Disney Worth Waiting For
Few companies are more directly impacted by the economic shutdown related to the COVID-19 crisis than Disney (DIS). The company’s theme parks are closed. Movies theaters are shut denying Disney the ability to launch the massive blockbusters from its Marvel, Pixar, Disney, and Star Wars franchises. Sports are not being played, crippling viewership and ad revenue at ESPN. The company has laid off and furloughed workers, eliminated its dividend, and announced deep cost cuts. While still financially strong, Disney has more debt than usual due its acquisition of the film and TV studio and entertainment cable networks from Fox last year.
Given these headwinds, it is no surprise that DIS shares have fallen from $150 to less $90 at the March lows. Since then the stock has recovered to $110 amid hopeful signs that theme parks and movie theaters can begin to reopen. More importantly, the company has seen massive growth in subscribers at Disney+. Current subscriber levels are nearing the low end of the 60-90 million target the company set for 2024. Clearly, Disney+ has received a boost from stay-at-home orders around the world as households look for entertainment options. A similar dynamic has played out at Netflix where the shares are trading at all-time highs.
Valuing Disney+ subscribers similarly to the implied value of Netflix subscribers suggests about half of the current DIS stock price is being attributed to the company’s streaming services. The outlook for the company’s theme parks, films, and ESPN is highly uncertain until the timing and effectiveness of reopening the global economy can be ascertained. This is obviously contingent on containing COVID-19 and minimizing any second wave of infections.
We always viewed DIS shares as a quality growth holding similar to other Northlake stocks like Alphabet, Apple, and Facebook. Today, DIS is more cyclical. We are OK with that as we believe it makes sense to own stocks at both ends of a barbell composed of quality, financially strong growth companies and cyclical, financially leveraged companies. Northlake is willing to believe that one way or the other the world will get to the other side of the COVID-19 crisis. When it does, there will have been a rare opportunity to own one of the world’s great companies and participate in the recovery in its stock price. Patience is the word for a company as good as Disney.
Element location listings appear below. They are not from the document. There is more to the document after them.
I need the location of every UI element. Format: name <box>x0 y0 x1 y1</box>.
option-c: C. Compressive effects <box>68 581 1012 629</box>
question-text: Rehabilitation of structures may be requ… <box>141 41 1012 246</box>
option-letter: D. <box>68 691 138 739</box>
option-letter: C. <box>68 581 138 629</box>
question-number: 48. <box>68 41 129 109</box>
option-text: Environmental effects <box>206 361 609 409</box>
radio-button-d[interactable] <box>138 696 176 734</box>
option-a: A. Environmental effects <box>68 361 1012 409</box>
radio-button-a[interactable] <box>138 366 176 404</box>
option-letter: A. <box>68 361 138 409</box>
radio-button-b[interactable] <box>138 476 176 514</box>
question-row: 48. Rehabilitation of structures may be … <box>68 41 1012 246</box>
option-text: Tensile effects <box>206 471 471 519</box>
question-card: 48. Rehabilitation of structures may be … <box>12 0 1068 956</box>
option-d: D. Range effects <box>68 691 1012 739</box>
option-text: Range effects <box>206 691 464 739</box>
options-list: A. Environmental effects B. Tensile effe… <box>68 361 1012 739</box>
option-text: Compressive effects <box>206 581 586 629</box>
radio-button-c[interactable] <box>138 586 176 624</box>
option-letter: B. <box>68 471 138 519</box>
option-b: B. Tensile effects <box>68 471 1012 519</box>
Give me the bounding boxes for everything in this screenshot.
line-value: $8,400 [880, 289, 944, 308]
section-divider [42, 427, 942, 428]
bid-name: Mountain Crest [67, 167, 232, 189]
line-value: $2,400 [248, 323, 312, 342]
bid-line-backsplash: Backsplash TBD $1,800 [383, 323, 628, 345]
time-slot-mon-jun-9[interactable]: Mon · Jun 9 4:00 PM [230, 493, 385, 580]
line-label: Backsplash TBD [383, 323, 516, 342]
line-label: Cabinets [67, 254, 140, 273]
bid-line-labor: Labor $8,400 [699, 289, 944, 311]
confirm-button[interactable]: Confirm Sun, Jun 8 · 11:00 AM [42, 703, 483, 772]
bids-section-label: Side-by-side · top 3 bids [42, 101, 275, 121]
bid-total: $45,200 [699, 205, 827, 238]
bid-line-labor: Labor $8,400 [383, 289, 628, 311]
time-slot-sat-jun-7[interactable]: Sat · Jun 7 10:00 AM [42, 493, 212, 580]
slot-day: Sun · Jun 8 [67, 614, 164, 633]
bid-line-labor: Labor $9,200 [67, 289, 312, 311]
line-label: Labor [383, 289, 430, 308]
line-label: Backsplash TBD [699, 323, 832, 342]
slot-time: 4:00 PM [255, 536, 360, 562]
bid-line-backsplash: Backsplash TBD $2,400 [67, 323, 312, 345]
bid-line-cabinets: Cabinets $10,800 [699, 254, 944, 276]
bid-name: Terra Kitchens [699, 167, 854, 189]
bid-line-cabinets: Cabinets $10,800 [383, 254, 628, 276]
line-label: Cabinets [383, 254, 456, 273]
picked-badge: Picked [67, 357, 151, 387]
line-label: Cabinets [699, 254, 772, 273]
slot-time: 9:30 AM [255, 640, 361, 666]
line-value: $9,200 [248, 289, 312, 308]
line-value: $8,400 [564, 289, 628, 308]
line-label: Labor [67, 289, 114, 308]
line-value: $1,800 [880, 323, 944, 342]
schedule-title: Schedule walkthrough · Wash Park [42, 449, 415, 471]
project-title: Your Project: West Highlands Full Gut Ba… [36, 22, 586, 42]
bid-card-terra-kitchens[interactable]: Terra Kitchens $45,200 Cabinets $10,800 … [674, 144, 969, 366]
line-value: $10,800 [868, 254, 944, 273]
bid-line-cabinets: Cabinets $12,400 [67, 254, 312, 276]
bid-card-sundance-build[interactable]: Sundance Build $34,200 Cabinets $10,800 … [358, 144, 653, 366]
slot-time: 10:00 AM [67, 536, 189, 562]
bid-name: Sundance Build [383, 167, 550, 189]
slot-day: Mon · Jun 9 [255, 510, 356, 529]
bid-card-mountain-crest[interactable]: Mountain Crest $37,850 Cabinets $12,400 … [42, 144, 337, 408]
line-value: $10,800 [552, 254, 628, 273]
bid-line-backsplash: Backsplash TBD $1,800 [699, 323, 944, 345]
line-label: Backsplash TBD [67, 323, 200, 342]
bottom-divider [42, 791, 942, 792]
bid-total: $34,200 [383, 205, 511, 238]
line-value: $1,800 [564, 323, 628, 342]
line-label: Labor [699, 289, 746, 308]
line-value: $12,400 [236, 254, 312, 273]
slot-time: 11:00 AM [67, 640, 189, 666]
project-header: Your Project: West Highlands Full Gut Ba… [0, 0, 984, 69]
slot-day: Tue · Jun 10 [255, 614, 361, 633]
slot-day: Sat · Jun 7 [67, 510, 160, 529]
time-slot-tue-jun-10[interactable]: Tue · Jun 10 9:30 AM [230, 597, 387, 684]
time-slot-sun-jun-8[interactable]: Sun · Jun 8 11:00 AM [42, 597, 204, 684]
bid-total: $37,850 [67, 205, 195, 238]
DIS is widely held by clients of Northlake Capital Management, LLC, including in Steve Birenberg’s personal accounts. Steve is sole proprietor of Northlake, a registered investment advisor. Northlake’s regulatory filings can be found at www.sec.gov. DIS is a net long position in the Entermedia Funds. Steve is portfolio manager and managing partner of Entermedia, long/short equity hedge funds focused on media, entertainment, leisure, communications, and related technologies.